Brian: Das ist ja fantastisch. Wär ich da gern dabei gewesen! Ach ja, so sind sie eben. Manche Leute denken immer, Muse sind diese Bombastband, die mindestens aus einem Raumschiff herabschweben, wenn man sie trifft. Dabei sind das so lustige Leute. Geil. Das bringt mich auf Ideen.

Habt ihr Träume für die Band?

Brian: In letzter Zeit sind wir damit etwas spät dran gewesen. Ein Traum war, mal irgendwo im Fernsehen aufzutreten. Mittlerweile waren wir schon bei David Letterman und Conan O'Brien in der Show. Ich weiß auch noch, wie wir in der Küche zusammensaßen und uns ausmalten: "Mann, wär das nicht cool, wenn wir mal nach Europa fliegen könnten?!" Und jetzt sitzen wir hier zum vierten Mal und duzen die Rezeptionistin.
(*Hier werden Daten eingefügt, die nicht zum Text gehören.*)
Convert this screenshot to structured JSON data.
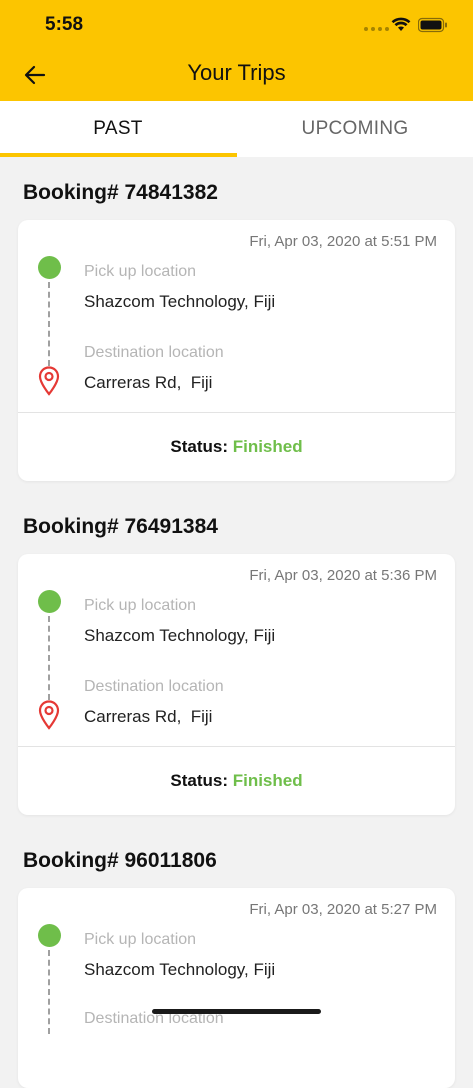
{
  "status_bar": {
    "time": "5:58",
    "icons": [
      "signal-dots-icon",
      "wifi-icon",
      "battery-icon"
    ]
  },
  "header": {
    "title": "Your Trips",
    "back_icon": "arrow-left-icon",
    "background_color": "#fcc500"
  },
  "tabs": [
    {
      "label": "PAST",
      "active": true
    },
    {
      "label": "UPCOMING",
      "active": false
    }
  ],
  "bookings": [
    {
      "title": "Booking# 74841382",
      "datetime": "Fri, Apr 03, 2020 at 5:51 PM",
      "pickup_label": "Pick up location",
      "pickup_value": "Shazcom Technology, Fiji",
      "destination_label": "Destination location",
      "destination_value": "Carreras Rd,  Fiji",
      "status_label": "Status: ",
      "status_value": "Finished"
    },
    {
      "title": "Booking# 76491384",
      "datetime": "Fri, Apr 03, 2020 at 5:36 PM",
      "pickup_label": "Pick up location",
      "pickup_value": "Shazcom Technology, Fiji",
      "destination_label": "Destination location",
      "destination_value": "Carreras Rd,  Fiji",
      "status_label": "Status: ",
      "status_value": "Finished"
    },
    {
      "title": "Booking# 96011806",
      "datetime": "Fri, Apr 03, 2020 at 5:27 PM",
      "pickup_label": "Pick up location",
      "pickup_value": "Shazcom Technology, Fiji",
      "destination_label": "Destination location"
    }
  ],
  "colors": {
    "accent": "#fcc500",
    "status_finished": "#6fbe4a",
    "pickup_marker": "#6fbe4a",
    "destination_marker": "#e53935"
  }
}
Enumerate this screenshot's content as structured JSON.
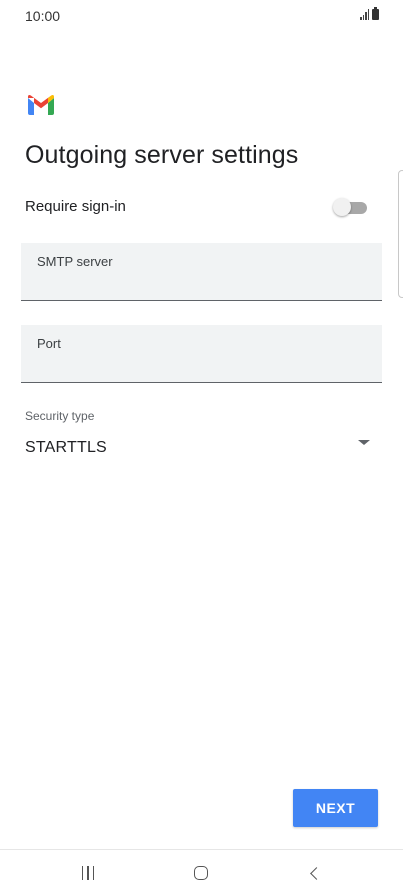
{
  "status_bar": {
    "time": "10:00",
    "signal_icon": "signal-bars-icon",
    "battery_icon": "battery-icon"
  },
  "app": {
    "logo_icon": "gmail-logo-icon",
    "colors": {
      "gmail_red": "#ea4335",
      "gmail_blue": "#4285f4",
      "gmail_green": "#34a853",
      "gmail_yellow": "#fbbc04",
      "accent": "#4285f4"
    }
  },
  "header": {
    "title": "Outgoing server settings"
  },
  "require_signin": {
    "label": "Require sign-in",
    "enabled": false
  },
  "fields": {
    "smtp_server": {
      "label": "SMTP server",
      "value": ""
    },
    "port": {
      "label": "Port",
      "value": ""
    }
  },
  "security": {
    "label": "Security type",
    "selected": "STARTTLS",
    "icon": "dropdown-arrow-icon"
  },
  "actions": {
    "next_label": "NEXT"
  },
  "nav_bar": {
    "recents_icon": "recents-icon",
    "home_icon": "home-icon",
    "back_icon": "back-icon"
  }
}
Nikki: Touren ist ein Traum. Unterwegs sein, das Erfühlen von verschiedenen Stimmungen an den diversen Orten, die Klassenfahrt-Atmosphäre – da fühlen wir uns wohl und geborgen.

Ist es denn im Umkehrschluss schön oder deprimierend, nach einer Tour wieder zu Hause zu sitzen?

Christopher: Manchmal ist es eher deprimierend. Zunächst weiß man nicht, wohin mit sich, dann passt man sich an und fühlt sich wie ein Faultier. Man merkt es daran, wie viel Aufregung kleine Ereignisse auslösen - wenn es dich begeistert, einen Taco zu kaufen oder Pläne für den Nachmittag zu machen: "Freunde, mein Kuli ist leer!" - "Wow! Alles klar! Ruf alle an, wir holen einen neuen Stift! Let's go!"

Aber dieser Pipikram ist vermutlich notwendig, um die Ideen wieder fließen zu lassen und etwas neues anzufangen – oder kannst du auf einer Tournee schreiben?

Brian: Kleine Ideen, kleine Krümel, aber keine Songs. Man braucht Zeit, um seinen eigenen Gedanken zuzuhören, aber auf Tour dröhnt alles. Ich weiß inzwischen, wie wichtig das Heimat-Umfeld ist. Wir mussten erst lernen, dass man trotz aller Tour-Verrücktheit nicht aufhören darf, ein halbes Auge auf zu Hause zu werfen und immer mal wieder nachzuhören, wie die Dinge dort stehen. Es ist wichtig, um nicht den Boden unter den Füßen zu verlieren - sonst bewegt man sich schnell in einem Kosmos aus Insiderwitzen und Erlebnissen, die niemand außer der Band teilen kann. Wie heißt es: "The Road is no place to start a family".